On Sat, Apr 12, 2025 at 05:42:07PM +0200, Vitaly Wool wrote:
zblock is a special purpose allocator for storing compressed pages.
It stores integer number of same size objects per its block. These
blocks consist of several physical pages (2**n, i. e. 1/2/4/8).
With zblock, it is possible to densely arrange objects of various sizes
resulting in low internal fragmentation.

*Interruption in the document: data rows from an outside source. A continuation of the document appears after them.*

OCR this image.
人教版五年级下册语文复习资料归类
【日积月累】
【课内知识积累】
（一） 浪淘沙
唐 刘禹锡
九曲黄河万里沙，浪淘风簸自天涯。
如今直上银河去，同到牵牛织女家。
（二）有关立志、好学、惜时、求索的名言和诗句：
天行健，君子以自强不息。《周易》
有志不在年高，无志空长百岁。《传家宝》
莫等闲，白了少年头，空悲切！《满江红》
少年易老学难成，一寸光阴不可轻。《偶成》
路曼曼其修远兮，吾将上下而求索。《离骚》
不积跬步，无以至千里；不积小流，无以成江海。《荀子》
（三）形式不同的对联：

Also this allocator tries to
fill incomplete blocks instead of adding new ones, in many cases
providing a compression ratio comparable to zmalloc's.
zblock is also in most cases superior to zsmalloc with regard to
average performance and worst execution times, thus allowing for better
response time and real-time characteristics of the whole system.
Is there a reason not to use this allocation scheme in zsmalloc then?
I'm curious what others think, but I'm still not convinced a second
allocator makes sense. It's maintenance overhead, a permanent struggle
to match feature parity, and it fragments development and testing base.
Not long ago several slab allocators were removed for those
reasons. Likewise, we just deleted zbud and z3fold because they didn't
get any attention and bitrotted, but not before years of inflicting
pain through the zpool interface, users accidentally making very
suboptimal choices, reporting the same bugs over and over again etc.
If you discovered a better allocation scheme, that's excellent. But I
don't see why it warrants forking the entire allocator.